Manteca hasn’t even put the finishing touches on a general plan update designed to enable the city to more than double in size to 206,368 people but Mayor Ben Cantu says the city should start thinking now about making a push to accommodate growth within at least a half mile of Jack Tone Road.
Cantu on Tuesday said the city needs to start making plans sooner than later to make it possible to extend wastewater and water lines eastward toward Jack Tone Road to allow future growth to occur.
His comments came during a combined City Council/Planning Commission general plan update workshop after Dee Wackerly — a rural resident in the Fig Avenue and Peach neighborhoods in the crosshairs of the city’s southward push — spoke.
“Is there a reason Manteca has to compete with Modesto to be a big city?” Wackerly asked in reference to land uses in the proposed general plan update including those designated for urban reserve residential that have the potential to take Manteca to 228,608 people.
Modesto, as California’s 18th largest city, currently has 219,294 residents.
Councilman Charlie Halford noted Manteca cannot grow farther to the west due to it bordering Lathrop.
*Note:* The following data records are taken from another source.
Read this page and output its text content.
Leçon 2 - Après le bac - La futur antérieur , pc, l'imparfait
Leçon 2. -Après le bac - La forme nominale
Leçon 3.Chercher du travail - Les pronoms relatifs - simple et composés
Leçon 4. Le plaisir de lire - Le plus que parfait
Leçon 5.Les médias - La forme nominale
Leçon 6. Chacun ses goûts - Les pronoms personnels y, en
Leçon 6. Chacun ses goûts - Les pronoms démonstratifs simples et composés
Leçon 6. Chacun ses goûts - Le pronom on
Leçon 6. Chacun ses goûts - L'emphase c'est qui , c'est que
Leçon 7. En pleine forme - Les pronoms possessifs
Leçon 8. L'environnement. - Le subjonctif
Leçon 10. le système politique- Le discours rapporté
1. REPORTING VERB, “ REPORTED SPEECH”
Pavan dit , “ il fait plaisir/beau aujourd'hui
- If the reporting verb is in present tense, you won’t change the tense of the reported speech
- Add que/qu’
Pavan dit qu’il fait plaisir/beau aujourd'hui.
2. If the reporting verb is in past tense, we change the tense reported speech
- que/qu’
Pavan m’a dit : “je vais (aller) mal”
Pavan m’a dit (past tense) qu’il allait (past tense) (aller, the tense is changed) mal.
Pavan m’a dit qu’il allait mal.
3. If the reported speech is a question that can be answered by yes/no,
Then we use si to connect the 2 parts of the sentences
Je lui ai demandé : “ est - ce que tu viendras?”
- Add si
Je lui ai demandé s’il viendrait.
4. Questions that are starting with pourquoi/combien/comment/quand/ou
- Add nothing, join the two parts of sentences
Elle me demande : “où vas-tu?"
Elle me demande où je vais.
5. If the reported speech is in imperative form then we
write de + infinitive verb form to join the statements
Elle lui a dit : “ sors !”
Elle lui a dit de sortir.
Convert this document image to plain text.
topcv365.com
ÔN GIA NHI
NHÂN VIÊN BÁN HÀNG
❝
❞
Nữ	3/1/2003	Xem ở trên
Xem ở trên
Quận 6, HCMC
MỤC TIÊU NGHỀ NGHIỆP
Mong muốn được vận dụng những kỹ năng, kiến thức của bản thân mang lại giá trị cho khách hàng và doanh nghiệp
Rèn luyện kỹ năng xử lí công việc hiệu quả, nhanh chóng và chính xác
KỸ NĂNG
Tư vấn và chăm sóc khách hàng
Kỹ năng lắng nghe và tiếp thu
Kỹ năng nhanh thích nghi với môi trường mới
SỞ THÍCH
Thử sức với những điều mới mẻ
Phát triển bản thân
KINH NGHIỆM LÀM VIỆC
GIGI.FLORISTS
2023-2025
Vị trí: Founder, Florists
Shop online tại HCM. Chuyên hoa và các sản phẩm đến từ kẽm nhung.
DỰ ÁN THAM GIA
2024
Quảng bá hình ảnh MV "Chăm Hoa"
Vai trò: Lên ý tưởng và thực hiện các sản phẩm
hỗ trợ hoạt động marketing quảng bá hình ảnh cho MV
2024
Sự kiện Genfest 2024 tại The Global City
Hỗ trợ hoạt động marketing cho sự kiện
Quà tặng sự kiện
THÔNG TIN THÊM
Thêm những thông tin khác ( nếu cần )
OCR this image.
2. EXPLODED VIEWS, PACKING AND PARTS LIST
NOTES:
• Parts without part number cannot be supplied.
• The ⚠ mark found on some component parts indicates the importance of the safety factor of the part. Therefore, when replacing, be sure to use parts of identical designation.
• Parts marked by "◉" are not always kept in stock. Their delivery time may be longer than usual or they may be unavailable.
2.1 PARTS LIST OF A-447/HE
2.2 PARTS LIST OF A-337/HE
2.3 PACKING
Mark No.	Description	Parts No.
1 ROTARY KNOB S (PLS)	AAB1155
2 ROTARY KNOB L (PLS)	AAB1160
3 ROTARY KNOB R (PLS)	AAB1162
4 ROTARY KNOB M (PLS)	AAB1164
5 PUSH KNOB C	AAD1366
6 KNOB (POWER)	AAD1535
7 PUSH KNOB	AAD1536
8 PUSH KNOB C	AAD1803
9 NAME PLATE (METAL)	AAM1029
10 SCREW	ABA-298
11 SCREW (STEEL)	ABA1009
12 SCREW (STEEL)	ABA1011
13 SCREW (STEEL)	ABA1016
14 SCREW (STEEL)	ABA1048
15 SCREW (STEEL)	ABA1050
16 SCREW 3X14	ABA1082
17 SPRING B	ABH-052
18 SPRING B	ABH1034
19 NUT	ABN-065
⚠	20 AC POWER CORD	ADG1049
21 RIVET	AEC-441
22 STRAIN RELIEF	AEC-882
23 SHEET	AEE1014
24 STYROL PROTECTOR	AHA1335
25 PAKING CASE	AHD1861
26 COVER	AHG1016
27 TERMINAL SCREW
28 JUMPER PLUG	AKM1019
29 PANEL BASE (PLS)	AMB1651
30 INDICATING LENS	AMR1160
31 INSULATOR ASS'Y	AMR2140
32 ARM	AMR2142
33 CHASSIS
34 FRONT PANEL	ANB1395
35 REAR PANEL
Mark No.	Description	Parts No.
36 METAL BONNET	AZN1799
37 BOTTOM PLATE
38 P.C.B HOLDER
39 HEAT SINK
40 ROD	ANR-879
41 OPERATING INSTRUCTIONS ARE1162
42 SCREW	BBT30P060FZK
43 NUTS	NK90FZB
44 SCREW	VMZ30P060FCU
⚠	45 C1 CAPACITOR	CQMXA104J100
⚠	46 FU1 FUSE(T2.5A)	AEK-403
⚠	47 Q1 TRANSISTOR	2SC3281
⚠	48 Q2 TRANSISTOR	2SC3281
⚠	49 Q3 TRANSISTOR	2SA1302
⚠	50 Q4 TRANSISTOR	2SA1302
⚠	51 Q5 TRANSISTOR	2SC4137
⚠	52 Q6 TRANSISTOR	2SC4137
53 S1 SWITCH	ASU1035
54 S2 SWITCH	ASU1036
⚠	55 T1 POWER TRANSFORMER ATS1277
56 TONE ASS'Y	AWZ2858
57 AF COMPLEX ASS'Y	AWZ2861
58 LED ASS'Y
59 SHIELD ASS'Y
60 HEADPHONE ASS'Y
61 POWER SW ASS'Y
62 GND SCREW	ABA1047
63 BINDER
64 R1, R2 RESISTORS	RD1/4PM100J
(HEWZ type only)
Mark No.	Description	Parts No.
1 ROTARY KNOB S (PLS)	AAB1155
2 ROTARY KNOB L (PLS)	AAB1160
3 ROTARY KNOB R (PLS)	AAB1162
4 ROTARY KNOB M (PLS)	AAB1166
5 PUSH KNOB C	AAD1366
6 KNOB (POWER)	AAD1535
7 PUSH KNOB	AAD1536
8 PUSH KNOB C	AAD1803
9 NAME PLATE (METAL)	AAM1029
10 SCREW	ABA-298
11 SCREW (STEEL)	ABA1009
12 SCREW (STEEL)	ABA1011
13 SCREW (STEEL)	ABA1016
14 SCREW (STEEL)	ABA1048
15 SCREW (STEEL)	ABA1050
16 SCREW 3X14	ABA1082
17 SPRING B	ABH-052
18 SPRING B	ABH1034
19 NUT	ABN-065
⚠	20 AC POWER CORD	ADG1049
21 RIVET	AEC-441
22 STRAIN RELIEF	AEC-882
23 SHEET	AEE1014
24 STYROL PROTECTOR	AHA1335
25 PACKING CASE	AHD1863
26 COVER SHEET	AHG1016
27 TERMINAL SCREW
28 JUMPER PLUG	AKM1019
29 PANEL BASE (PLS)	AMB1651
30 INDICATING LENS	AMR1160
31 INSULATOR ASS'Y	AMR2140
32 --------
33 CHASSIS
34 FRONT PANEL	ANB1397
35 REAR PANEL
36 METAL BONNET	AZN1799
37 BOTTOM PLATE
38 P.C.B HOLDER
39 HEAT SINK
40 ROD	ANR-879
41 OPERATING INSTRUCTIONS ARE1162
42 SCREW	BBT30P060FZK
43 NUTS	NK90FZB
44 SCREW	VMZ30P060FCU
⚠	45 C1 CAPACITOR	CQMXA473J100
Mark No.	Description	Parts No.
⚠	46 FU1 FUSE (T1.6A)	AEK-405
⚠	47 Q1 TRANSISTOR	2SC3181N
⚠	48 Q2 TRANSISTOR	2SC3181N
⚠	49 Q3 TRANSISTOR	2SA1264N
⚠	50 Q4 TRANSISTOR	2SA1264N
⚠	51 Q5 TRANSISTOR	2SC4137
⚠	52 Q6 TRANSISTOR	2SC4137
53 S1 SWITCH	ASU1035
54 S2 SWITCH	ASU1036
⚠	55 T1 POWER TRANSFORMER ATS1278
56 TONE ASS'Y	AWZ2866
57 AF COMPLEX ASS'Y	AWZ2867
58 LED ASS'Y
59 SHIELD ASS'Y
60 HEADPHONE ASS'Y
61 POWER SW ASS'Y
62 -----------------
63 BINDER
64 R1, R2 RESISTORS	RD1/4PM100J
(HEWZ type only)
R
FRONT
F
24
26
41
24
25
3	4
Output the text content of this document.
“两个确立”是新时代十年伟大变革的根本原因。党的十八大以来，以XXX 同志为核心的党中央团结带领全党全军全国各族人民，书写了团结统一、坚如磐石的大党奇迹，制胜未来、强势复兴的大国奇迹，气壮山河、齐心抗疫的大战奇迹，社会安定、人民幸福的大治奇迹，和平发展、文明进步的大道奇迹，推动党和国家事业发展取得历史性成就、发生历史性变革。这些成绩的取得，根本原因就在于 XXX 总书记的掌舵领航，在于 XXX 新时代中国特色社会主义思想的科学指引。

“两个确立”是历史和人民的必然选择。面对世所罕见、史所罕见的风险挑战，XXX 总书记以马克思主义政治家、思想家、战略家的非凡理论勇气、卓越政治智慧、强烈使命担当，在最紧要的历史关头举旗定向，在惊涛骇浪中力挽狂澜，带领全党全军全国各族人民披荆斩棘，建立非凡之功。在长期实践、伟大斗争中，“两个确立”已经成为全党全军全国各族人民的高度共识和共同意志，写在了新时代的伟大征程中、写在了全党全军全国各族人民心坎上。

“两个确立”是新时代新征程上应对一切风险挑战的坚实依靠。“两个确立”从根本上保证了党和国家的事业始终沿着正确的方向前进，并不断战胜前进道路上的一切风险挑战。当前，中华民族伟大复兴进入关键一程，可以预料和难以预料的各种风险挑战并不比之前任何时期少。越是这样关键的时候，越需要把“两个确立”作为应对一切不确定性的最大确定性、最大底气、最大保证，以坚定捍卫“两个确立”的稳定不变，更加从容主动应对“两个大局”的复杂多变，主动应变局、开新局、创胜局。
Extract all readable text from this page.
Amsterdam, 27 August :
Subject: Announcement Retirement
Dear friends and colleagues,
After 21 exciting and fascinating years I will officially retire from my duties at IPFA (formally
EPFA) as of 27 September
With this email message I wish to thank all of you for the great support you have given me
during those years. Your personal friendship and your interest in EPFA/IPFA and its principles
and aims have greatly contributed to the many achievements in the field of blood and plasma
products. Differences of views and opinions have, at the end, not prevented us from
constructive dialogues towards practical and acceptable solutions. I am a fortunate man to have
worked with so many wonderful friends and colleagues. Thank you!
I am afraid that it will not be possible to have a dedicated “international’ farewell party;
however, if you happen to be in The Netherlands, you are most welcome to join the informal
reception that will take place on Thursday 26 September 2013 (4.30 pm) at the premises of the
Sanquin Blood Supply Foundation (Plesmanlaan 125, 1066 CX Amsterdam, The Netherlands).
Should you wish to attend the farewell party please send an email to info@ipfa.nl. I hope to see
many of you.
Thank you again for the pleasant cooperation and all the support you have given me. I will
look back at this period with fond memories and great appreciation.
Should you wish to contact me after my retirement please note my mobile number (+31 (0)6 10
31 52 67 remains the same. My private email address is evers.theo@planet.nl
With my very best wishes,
To the north it would be stopped by Stockton most likely at French Camp Road.
Heading south, the 200-year floorplan will be a natural barrier unless someone spends significant money that Halford said would require spending a dollar amount with a “lot of zeros” to upgrade both the Stanislaus and San Joaquin levees.
That leaves Manteca only one direction to grow after the next 20 years or so — east.
It vas noted if the area is not developed by Manteca, some other jurisdiction — Stockton, the county through a development possibly like Mountain House, or possibly Ripon — would likely do so.
Cantu: City is ‘here to
plan for the future’
“The city itself does not develop land,” Cantu said. “We are here to plan for the future.”
Cantu added a building moratorium, unless there is an overwhelming legal justification such as insufficient wastewater or water capacity, can’t be imposed.
Halford noted moratoriums almost always make housing even more scarce given it drives up prices to rent or buy even further across the board.
“We do have an obligation by the state to build housing,” Community Development Services Director Chris Erias noted.
That’s due to state legislation put in place to counter the state’s acute — and growing — housing shortage.
However, that only applies to areas within Manteca’s own jurisdiction or city limits.
The city is pursuing a general plan update to guide growth for the next 20 years that includes land that is not a part of the city but rather in Manteca’s planning area. The city is assigning potential uses to that land based on the assumption it is logical to annex it to the city.
That includes areas identified as urban reserve typically earmarked for development beyond 20 years plus land left in an agricultural designation.
But as critics point out why include large swaths of agricultural land in the city’s planning area unless the intent is to eventually annex and develop it?
Such was the case with areas south of the 120 Bypass several general plans ago that were designated as agriculture but has since been annexed to the city and ground broken to build thousands of homes.
The proposed general plan runs Manteca’s planning area north to French Camp Road with the northeast corner at French Camp Road where it meets Prescott Road.
It also takes the planning area to within a half mile of Jack Tone Road along Louise Avenue and East Highway 120.
City laying the foundation for
large scale growth to the east
In doing so it creates a large swath of land from Highway 99 to French Camp Road within ¾ of a mile or less of Jack Tone Road.
Why this is crucial is simple. Developers for years have told the city developing areas just to the northeast and east of the exiting city limits is problematic at best due to fairly small farm parcels hundreds of rural homes often on a half of an acre or less along roads such as Northland, Southland, Austin, Cottage, and Castle to name a few.
But the eastern limits of the planning area as proposed has parcels large enough that the economies of development would make it financially feasible to extend what powers growth — wastewater and water lines.
Wackerly and her neighbors for years have lamented the general plan process basically denies them any effective way of stopping growth from swallowing up their rural neighborhoods as more credence is given to the vision of developers that Manteca helps make policy through the general plan process.
Cantu has pulled no punches. He routinely has told critics — especially those in rural areas adjoining the city limits — that growth is essentially inevitable and that it is the city’s responsibility to make sure it is done right.
And more than once he has told critics that the roadways and growth the city is planning for will happen long after he and rural residents who are opposed to it are dead.